The majority of senior energy industry executives expect to maintain or increase spending this year to meet demand for oil and gas after years of austerity, a survey by DNV GL shows.

DNV, a technical adviser to the energy industry, surveyed 791 senior professionals from firms with annual revenue ranging from $500 million or less to those earning $5 billion and more.

BP Plc (NYSE: BP), Royal Dutch Shell Plc (NYSE: RDS.A) and many other companies cut capital spending and costs in 2016 after the price of benchmark Brent crude fell to a 12-year low of below $30 a barrel.

Helped by output cuts by OPEC and its allies, Brent climbed to an average price of $70 last year compared to $50 for the period 2015 to 2017. It was trading above $62 a barrel on Jan. 21.

DNV's annual outlook of the global oil and gas industry showed 70% of respondents planned to maintain or increase capital spending in 2019, compared to 39% in 2017.

Those expecting to sustain or increase operating expenditure also grew to 65% in 2019 from 41% in 2017.

In addition, 67% believed more large, capital-intensive oil and gas projects would be approved this year.

"Despite greater oil price volatility in recent months, our research shows that the sector appears confident in its ability to better cope with market instability and long-term lower oil and gas prices," said Liv Hovem, who heads DNV's oil and gas division.

"For the most part, industry leaders now appear to be positive that growth can be achieved after several difficult years," she added.

The survey indicated that the industry's focus on cost control was easing, with 21% of respondents saying cost efficiency would be a top priority in 2019, down from 31% in 2018 and 41% in 2016.
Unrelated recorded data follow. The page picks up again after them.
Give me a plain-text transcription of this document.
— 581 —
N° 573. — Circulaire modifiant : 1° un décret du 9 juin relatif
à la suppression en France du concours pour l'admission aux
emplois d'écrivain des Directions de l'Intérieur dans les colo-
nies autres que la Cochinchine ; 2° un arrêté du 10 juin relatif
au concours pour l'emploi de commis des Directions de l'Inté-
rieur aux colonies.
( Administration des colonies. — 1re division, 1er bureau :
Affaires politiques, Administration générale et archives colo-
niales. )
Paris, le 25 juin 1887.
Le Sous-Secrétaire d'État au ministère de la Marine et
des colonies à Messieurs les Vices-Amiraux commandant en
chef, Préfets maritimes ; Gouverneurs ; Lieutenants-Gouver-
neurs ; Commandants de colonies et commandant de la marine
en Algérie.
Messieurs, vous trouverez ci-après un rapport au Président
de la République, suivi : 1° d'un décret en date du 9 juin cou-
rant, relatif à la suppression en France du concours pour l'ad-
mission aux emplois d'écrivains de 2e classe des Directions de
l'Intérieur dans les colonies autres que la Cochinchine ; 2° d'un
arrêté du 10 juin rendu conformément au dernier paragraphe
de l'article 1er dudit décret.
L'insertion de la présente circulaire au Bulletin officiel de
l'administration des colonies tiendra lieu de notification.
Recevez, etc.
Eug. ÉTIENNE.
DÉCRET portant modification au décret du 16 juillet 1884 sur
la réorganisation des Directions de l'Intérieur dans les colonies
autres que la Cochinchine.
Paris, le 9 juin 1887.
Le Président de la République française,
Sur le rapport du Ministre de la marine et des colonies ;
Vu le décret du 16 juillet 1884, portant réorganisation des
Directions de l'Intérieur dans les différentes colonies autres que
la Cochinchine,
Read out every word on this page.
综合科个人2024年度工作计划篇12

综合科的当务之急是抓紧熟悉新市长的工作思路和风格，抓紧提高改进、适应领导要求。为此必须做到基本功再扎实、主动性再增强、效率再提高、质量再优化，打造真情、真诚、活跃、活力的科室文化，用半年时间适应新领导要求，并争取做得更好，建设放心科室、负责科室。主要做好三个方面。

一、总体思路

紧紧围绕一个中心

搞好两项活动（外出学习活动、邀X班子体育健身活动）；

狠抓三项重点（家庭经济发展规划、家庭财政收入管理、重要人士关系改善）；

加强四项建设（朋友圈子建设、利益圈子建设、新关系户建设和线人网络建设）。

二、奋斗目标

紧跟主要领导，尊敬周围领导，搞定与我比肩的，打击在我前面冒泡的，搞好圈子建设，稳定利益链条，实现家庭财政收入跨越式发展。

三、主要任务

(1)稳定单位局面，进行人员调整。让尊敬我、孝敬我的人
The survey also indicated that more energy companies were preparing for a long-term shift to cleaner energy sources.

More than half of respondents, or 51%, said they would focus on adapting to a less carbon-intensive energy mix in 2019, up from 44% last year, due to stricter regulation.

One third said they aimed to increase investment in renewable energy in 2019, and 35% said their firms would lift investment in gas-related projects and portfolios.

Despite growing momentum among energy firms to reduce their carbon footprint, DNV said its survey indicated "that companies today are more likely to be doing so because they are told to, rather than because they want to."

The report said 46% of respondents believed high oil prices could delay the industry's shift towards decarbonization, as firms sought to make short-term gains from more efficient practices and improved margins.